"''Kalau aku kuat, apapun vonis dokter tak akan terjadi,''ujar Mita optimis. Beberapa kali dokter memvonis umur Mita hanya tinggal menghitung hari. (Foto: Dok Pri) "
Awal dirinya terdeteksi menderita CML menjadi masa lalu kelam bagi Mita. September 2009, Mita merasakan badannya terasa tak enak. "Waktu itu cuma seperti masuk angin, tapi anehnya berat badanku terus merosot. Hanya beberapa bulan saja aku kehilangan 15 kilo dan tidak bisa naik-naik lagi," kisah Mita yang juga merasa heran karena meski mengurus, perutnya menggendut bak penderita busung lapar.
Curiga dengan keadaan Mita, kakaknya, Eendi Annawhanti membawa sang adik ke dokter spesialis ahli penyakit dalam di RS Puri Cinere. "Saat itu analisa dokter adalah anemia akut atau kelainan darah. Untuk memastikan, aku harus menjalani screening," papar Mita menerawang. Setelah seminggu menjalani berbagai tes, "Hasilnya merujuk ke leukemia. Tentu saja aku dan kakak kaget sekali," ujar Mita yang langsung merasa masa depannya mendadak suram. "Di mobil, aku dan kakak sempat buang-buangan muka karena masing-masing menangis."
Kehidupan Mita yang baru saja diterima kuliah itu lantas dipenuhi jadwal pengobatan. Ia sempat dirujuk ke ahli haematologi di RSCM hingga menjalani berbagai pengobatan alternatif. "Setiap mau tidur, aku pasrah saja jika Tuhan memutuskan aku tak bangun lagi. Sempat juga aku enggak berani tidur, khawatir tidak bangun lagi," kata Mita lirih.
Sayang, pengobatan alternatif yang dicobanya malah membuat keadaan fisiknya kian drop.
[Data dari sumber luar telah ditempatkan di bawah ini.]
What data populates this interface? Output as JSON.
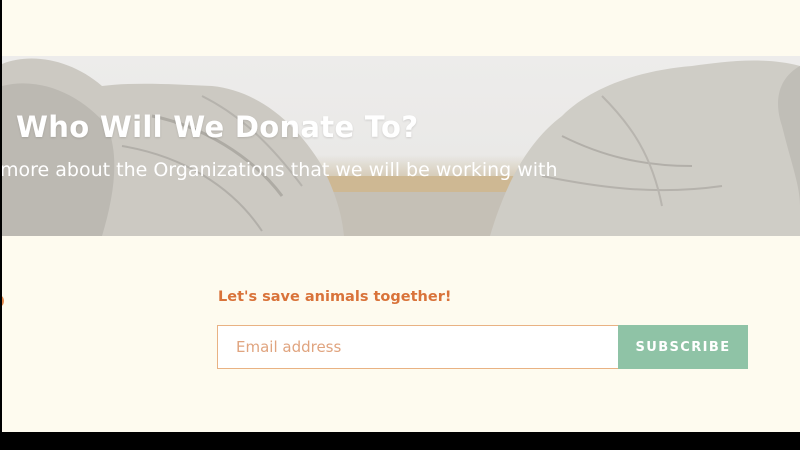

Pasalnya, ia harus menghentikan pengobatan dokter yang dosisnya dianggap terlalu keras. Alhasil, ia tumbang dan harus dirawat di RS selama sebulan penuh.
Deritanya belum berakhir. Di RS, Mita mengalami infeksi saluran kemih, mimisan hingga 5 kali sehari, serta memar-memar di sekujur badannya kian banyak. "Dokter memvonis, kalau tak cepat ditangani umurku tinggal 3 bulan. Bahkan sempat drop lebih buruk dan divonis umurku tinggal 3 hari," Mita menggeleng sedih mengingatnya.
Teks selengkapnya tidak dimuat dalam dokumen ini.